Why the rising healthcare spending has failed to heal a country on its sickbed
Health & Science
By
Maryann Muganda
| May 01, 2026
Kenya remains a sick nation despite increased government investment in health services, as both national and county governments raise expenditure amid continued expansion of facilities, rising demand for care, and shifting disease patterns.
According to the latest Kenya National Bureau of Statistics (KNBS) Economic Survey 2026, national government expenditure on health services rose by 22.8 per cent to Sh150.9 billion, while county governments’ spending increased by 23.3 per cent to Sh133.4 billion.
On paper, this signals stronger fiscal commitment to health. In reality, however, the country’s disease burden and pressure on hospitals continue to outpace the gains being made in financing and infrastructure.
The data suggests that much of the new funding is going into sustaining an already strained system rather than significantly expanding capacity.
The total health expenditure is projected to increase by 22.8 per cent to Sh150.9 billion in 2025/26 financial year, with recurrent expenditure rising to Sh111 billion.
The proportion of health expenditure to total government expenditure is expected to increase marginally from three per cent in 2024/25 financial year to 3.5 per cent in 2025/26.
The recurrent costs — salaries, medicines, utilities and hospital operations — leave limited room for expansion and long-term investments.
While the increase in overall spending is notable, it remains far below the Abuja Declaration target of 15 per cent, raising questions about whether Kenya is investing enough to match its rising disease burden.
The expansion in spending has led to growth in infrastructure, but not at a pace that can significantly ease pressure on the system.
The number of operational health facilities increased by 4.6 per cent to 16,713 in 2025, largely driven by Level 3 facilities, which rose from 3,518 to 4,172.
Higher-level facilities also recorded commendable growth, with Level 4 facilities rising to 1,188, Level 5 to 37 and Level 6 to seven. However, Level 2 facilities slightly declined.
Hospital capacity has also improved, with beds increasing by five per cent to 106,300 and cots by 8.3 per cent to 12,200.
The Economic Survey data on disease burden paints a picture of a health system under persistent pressure from both infectious and emerging chronic conditions.
Total reported disease cases stood at 79.5 million in 2025, only a small decline from 79.6 million in 2024.

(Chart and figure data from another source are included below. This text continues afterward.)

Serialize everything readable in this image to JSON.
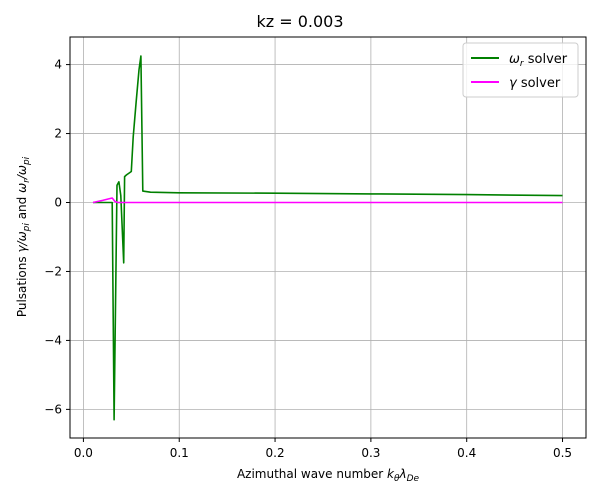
{
  "chart_data": {
    "type": "line",
    "title": "kz = 0.003",
    "xlabel_main": "Azimuthal wave number ",
    "xlabel_k": "k",
    "xlabel_k_sub": "θ",
    "xlabel_lambda": "λ",
    "xlabel_lambda_sub": "De",
    "ylabel_main": "Pulsations  ",
    "ylabel_gamma": "γ/ω",
    "ylabel_gamma_sub": "pi",
    "ylabel_and": " and ",
    "ylabel_omega": "ω",
    "ylabel_omega_sub": "r",
    "ylabel_slash": "/ω",
    "ylabel_slash_sub": "pi",
    "xlim": [
      -0.014,
      0.5245
    ],
    "ylim": [
      -6.83,
      4.8
    ],
    "x_ticks": [
      0.0,
      0.1,
      0.2,
      0.3,
      0.4,
      0.5
    ],
    "x_tick_labels": [
      "0.0",
      "0.1",
      "0.2",
      "0.3",
      "0.4",
      "0.5"
    ],
    "y_ticks": [
      -6,
      -4,
      -2,
      0,
      2,
      4
    ],
    "y_tick_labels": [
      "−6",
      "−4",
      "−2",
      "0",
      "2",
      "4"
    ],
    "grid": true,
    "legend_position": "top-right",
    "series": [
      {
        "name_symbol": "ω",
        "name_sub": "r",
        "name_rest": " solver",
        "color": "#008000",
        "x": [
          0.01,
          0.03,
          0.032,
          0.035,
          0.037,
          0.039,
          0.042,
          0.043,
          0.045,
          0.05,
          0.052,
          0.055,
          0.058,
          0.06,
          0.062,
          0.07,
          0.1,
          0.2,
          0.3,
          0.4,
          0.5
        ],
        "y": [
          0.0,
          0.0,
          -6.3,
          0.5,
          0.6,
          0.2,
          -1.75,
          0.75,
          0.8,
          0.9,
          1.9,
          2.9,
          3.85,
          4.25,
          0.33,
          0.3,
          0.28,
          0.27,
          0.25,
          0.23,
          0.2
        ]
      },
      {
        "name_symbol": "γ",
        "name_sub": "",
        "name_rest": " solver",
        "color": "#ff00ff",
        "x": [
          0.01,
          0.02,
          0.03,
          0.033,
          0.036,
          0.04,
          0.1,
          0.2,
          0.3,
          0.4,
          0.5
        ],
        "y": [
          0.0,
          0.06,
          0.13,
          0.03,
          0.0,
          0.0,
          0.0,
          0.0,
          0.0,
          0.0,
          0.0
        ]
      }
    ]
  }
}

Respiratory diseases remained the leading cause of illness, accounting for 15.4 million cases, though the infections has fluctuated over time. Malaria presents a more worrying trend, with cases surging from 3.8 million in 2024 to 14.3 million in 2025.
“Malaria cases declined from 14,331,877 (15.2 per cent) in 2021 to 3,780,126 (4.7 per cent) in 2024 before surging again to 14,336,617 (18 per cent) in 2025, signalling persistent transmission challenges and possible resurgence in high-burden regions,” the survey says.
Diseases of the skin declined from 3,664,898 (3.9 per cent) in 2021 to 3,109,369 (3.9 per cent) in 2025, while diarrhoeal diseases dropped more sharply from 3,259,417 (3.4 per cent) to 1,335,063 (1.7 per cent), pointing to improvement in sanitation and public health interventions.
Rheumatism and joint pains increased from 550,522 (0.6 per cent) to 2,258,374 (2.8 per cent), while eye infections rose from 1,301,895 (1.4 per cent) to 2,548,965 (3.2 per cent), indicating a growing burden of non-communicable and age-related conditions.
Hypertension also showed a gradual rise from 1,405,298 (1.5 per cent) in 2021 to 1,562,124 (two per cent) in 2025, reinforcing the increasing presence of lifestyle-related diseases.